Au-delà des différends
Selon la politologue Nourhane Al-Cheikh, ce réchauffement des relations égypto-saoudiennes devait arriver. « Malgré les divergences entre les pays, on s’attendait à cette réconciliation. Ce scénario est exigé par les intérêts et les défis communs », souligne Al-Cheikh. Sur le plan bilatéral, Al-Cheikh estime que les deux pays ont intérêt à renouer leurs relations et parvenir à une réconciliation. « L’Egypte ne peut pas tourner le dos à son confrère saoudien. Personne ne peut nier que, depuis 2013, l’Arabie saoudite a beaucoup soutenu l’Egypte financièrement et politiquement. Il suffit de rappeler les importantes livraisons pétrolières saoudiennes à l’Egypte. Riyad fournit environ 40 % des besoins pétroliers de l’Egypte et elle lui permet des facilitations de paiement. Les aides financières de l’Arabie saoudite à l’Egypte au cours des dernières années s’élèvent à plusieurs dizaines de milliards de dollars », souligne-t-elle.

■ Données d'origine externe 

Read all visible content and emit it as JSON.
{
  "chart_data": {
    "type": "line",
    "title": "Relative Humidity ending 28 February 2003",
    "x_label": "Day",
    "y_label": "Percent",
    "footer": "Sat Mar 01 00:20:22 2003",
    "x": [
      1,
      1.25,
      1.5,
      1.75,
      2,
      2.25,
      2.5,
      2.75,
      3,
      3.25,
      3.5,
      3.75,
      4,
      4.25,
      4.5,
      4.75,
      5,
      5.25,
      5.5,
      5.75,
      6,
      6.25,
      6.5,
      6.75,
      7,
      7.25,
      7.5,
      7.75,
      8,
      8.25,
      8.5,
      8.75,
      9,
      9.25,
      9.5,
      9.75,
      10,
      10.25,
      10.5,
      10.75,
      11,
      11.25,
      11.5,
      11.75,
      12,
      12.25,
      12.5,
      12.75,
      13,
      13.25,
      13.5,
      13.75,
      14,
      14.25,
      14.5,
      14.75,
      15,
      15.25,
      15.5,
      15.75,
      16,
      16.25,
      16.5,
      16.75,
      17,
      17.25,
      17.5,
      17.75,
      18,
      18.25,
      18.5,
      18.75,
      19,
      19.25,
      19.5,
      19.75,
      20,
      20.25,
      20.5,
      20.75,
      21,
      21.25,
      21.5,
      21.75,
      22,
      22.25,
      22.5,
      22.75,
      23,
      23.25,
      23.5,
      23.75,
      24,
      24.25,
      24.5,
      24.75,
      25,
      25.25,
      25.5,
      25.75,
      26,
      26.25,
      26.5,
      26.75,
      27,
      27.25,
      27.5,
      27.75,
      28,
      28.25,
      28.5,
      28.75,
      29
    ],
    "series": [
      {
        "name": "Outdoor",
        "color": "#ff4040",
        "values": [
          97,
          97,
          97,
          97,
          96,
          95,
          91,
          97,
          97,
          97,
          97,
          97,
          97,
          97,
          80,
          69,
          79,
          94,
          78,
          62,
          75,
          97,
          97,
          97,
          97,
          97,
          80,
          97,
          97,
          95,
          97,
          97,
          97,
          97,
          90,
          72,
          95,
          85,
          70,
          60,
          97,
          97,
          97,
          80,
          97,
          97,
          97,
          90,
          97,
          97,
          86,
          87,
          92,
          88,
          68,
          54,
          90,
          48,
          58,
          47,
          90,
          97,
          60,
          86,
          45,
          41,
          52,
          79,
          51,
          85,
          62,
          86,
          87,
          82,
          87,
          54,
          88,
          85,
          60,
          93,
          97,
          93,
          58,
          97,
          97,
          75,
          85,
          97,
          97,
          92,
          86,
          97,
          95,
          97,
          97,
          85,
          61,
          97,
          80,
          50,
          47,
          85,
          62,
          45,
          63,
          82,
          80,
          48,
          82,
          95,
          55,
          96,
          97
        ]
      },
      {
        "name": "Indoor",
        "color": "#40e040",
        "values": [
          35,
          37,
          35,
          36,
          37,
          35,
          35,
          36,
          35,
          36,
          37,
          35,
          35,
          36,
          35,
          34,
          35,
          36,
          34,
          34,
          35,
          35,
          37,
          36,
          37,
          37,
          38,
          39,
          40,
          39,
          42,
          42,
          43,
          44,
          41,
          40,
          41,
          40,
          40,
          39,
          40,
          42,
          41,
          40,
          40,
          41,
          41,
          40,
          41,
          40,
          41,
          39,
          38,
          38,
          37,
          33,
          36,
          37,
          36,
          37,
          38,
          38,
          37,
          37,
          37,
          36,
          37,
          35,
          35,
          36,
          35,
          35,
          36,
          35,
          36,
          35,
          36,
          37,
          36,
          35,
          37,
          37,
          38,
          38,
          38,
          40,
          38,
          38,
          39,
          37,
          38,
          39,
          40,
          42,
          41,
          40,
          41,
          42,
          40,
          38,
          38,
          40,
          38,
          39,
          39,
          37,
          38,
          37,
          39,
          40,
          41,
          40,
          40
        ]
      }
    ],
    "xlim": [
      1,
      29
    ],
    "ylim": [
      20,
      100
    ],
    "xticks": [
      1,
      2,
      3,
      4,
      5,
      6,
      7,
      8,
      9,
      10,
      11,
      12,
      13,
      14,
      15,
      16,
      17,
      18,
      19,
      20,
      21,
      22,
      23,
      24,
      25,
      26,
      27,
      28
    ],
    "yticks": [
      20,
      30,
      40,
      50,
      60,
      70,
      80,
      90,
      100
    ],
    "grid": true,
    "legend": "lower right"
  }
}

Quant à l’Arabie saoudite, ses intérêts envers l’Egypte sont d’ordre politique et militaire, l’Egypte étant un allié stratégique dans la région. « L’inquiétude de Riyad face à la menace chiite la pousse à vouloir un partenaire régional fort comme l’Egypte, sur lequel l’Arabie saoudite pourra compter en cas du danger », ajoute-t-elle. Al-Cheikh ajoute que « les différences entre les priorités des deux pays ne les empêchent pas de partager le même point de vue sur les dangers menaçant la région. Les pays craignent ainsi la menace terroriste — notamment en provenance de Daech —, l’expansion de l’influence régionale de l’Iran et ses effets déstabilisateurs et le danger de l’islam politique, notamment celui des Frères musulmans. Les deux pays sont conscients qu’ils doivent unir leurs efforts pour lutter contre ces menaces et pour présenter une position arabe unifiée face à la nouvelle Administration américaine », estime-t-elle.
Pragmatisme politique
Cependant, pour Hicham Mourad, professeur de sciences politiques à l’Université du Caire, « on ne peut pas encore parler de véritable réconciliation entre les deux pays, mais plutôt d’une détente relative des relations bilatérales ». Pour lui, cette rencontre est un pas en avant. Celle-ci intervient peu de temps après la décision de la compagnie pétrolière Aramco de reprendre ses livraisons pétrolières à l’Egypte, suspendues il y a 6 mois du fait des tensions existant entre les deux pays. « Cette rencontre ne démontre qu’un signe d’apaisement et la volonté des deux parties de maintenir des relations stables. C’est par pragmatisme politique que les deux alliés stratégiques veulent dépasser leurs différends », estime-t-il. Selon Mourad, on peut s’attendre prochainement à un allègement des positions politiques des deux pays sur les dossiers régionaux les plus controversés, afin de permettre un retour à la normale des relations bilatérales. « Par exemple, l’Arabie saoudite a prévu de ne plus discuter la position de l’Egypte sur le dossier syrien, d’autant plus qu’elle est convaincue que l’Egypte aura peu d’influence sur l’avenir de la Syrie. L’Egypte se focalisera, quant à elle, sur la relance de ses relations avec l’Arabie saoudite et évitera d’évoquer les sujets de discorde », prévoit Mourad. « Cela ne veut pas dire que l’Egypte ou l’Arabie saoudite vont changer les positions qu’elles ont prises sur les dossiers régionaux. Mais c’est par pragmatisme politique qu’elles doivent éviter de nouvelles tensions sur ces dossiers. Des compromis politiques exigent la reprise de l’aide économique saoudienne à l’Egypte et le soutien politique et militaire égyptien à l’Arabie saoudite », explique Mourad. Il rappelle que les relations égypto-saoudiennes ont toujours connu des hauts et des bas. Parmi les bas, on peut évoquer les tensions provoquées par la guerre du Yémen dans les années 1960 ou encore la rupture des relations égypto-saoudiennes entre 1979 et 1989 du fait de la signature d’accords de paix entre l'Egypte et Israël. Ces différends avaient mis à l’épreuve les relations entre les deux pays, mais ils ont été surmontés. « Les deux pays sont loin des relations conflictuelles », conclut-il.